The v2.1 release adds the uncertainty quantification modules, including estimation, calibration, and evaluation (937). For more details on uncertainty quantification in Chemprop, please refer to the [documentation](https://chemprop.readthedocs.io/en/main/tutorial/cli/predict.html#uncertainty-quantification) and the [example notebook](https://chemprop.readthedocs.io/en/main/uncertainty.html). Additionally, we switched the loss functions and metrics to `torchmetrics` (#1022). With this change we also changed the "val_loss" reported to be calculated the same as the training loss to make them comparable (1020). We also changed Chemprop to use replicates instead of cross validation (994) and batch normalization is now disabled by default (1058).
Core code changes
* The `validation_loss_function` is removed in 1023.

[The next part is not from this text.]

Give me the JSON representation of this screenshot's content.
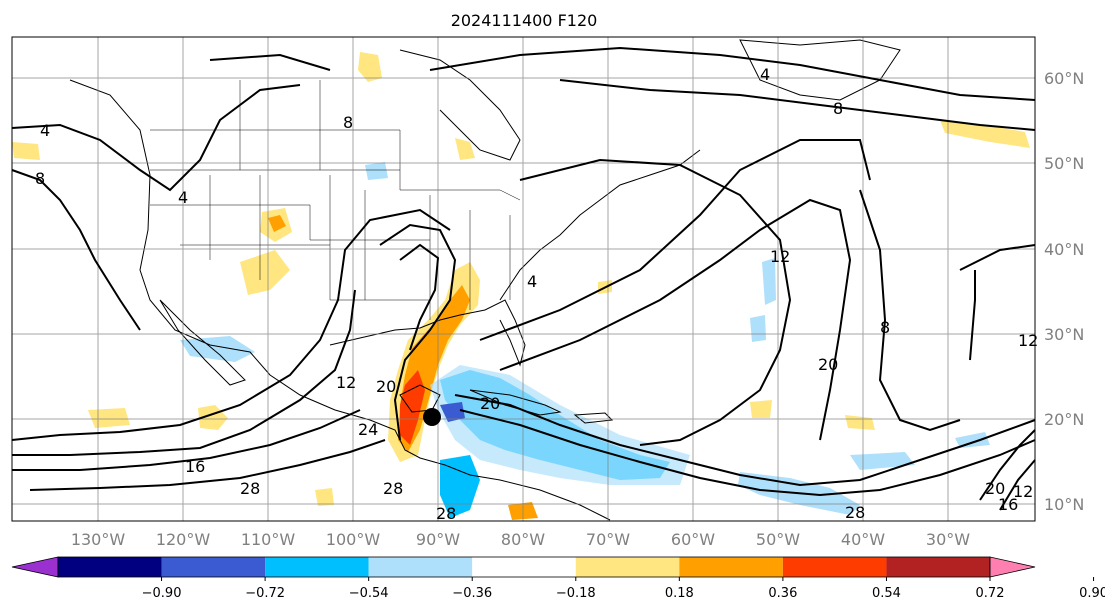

* The batch norm is disabled by default in 1058
* An new predictor, `QuantileFFN`, is added in 963
* `BinaryDirichletLoss` and `MulticlassDirichletLoss` are integrated into `DirichletLoss` in 1066
* The split type of `CV` and `CV_NO_VAL` are removed in 994
* A models list of metric is now registered as children modules in 1020
CLI changes
* Disable batch norm by default, and it can be turned on by `--batch-norm` 1058
* Many CLI flags related to uncertainty quantification are added 1010
* Quantile regression is now supported via `-t regression-quantile` 963
* The cross validation (CV) is replaced with replicates. The number of replicates can be specified via `--num-replicates` and the flag `--num-folds` is deprecated 994
* `--tracking-metric` is added which is the metric to track for early stopping and checkpointing 1020
New notebooks
* An notebook showing interoperability of Chemprop featurizer w/ other libraries (DGL and PyG) 1063
* Active learning 910
* Uncertainty quantification 1071
CI/CD
* Ray can be tested on Python 3.12 1064
* `USE_LIBUV: 0` is added into the CI workflow 1065
Backwards Compatibility Note
Models trained with v2.0 will not load properly in v2.1 due to the loss functions file being moved. A conversion script is provided to convert a v2.0 model to one compatible with v2.1. Its usage is `python chemprop/utils/v2_0_to_v2_1.py <v2_0.pt> <v2_1.pt>`
`data.make_split_indices` now always returns a nested list. Previously it would only return a nested list for cross validation. We encourage you to use `data.make_split_indices(num_replicates=X)` where `X` is some number greater than 1, to train on multiple splits of your data to get a better idea of the performance of your architecture. If you do use only one replicate, you will need to unnest the list like so:
train_indices, val_indices, test_indices = data.make_split_indices(mols)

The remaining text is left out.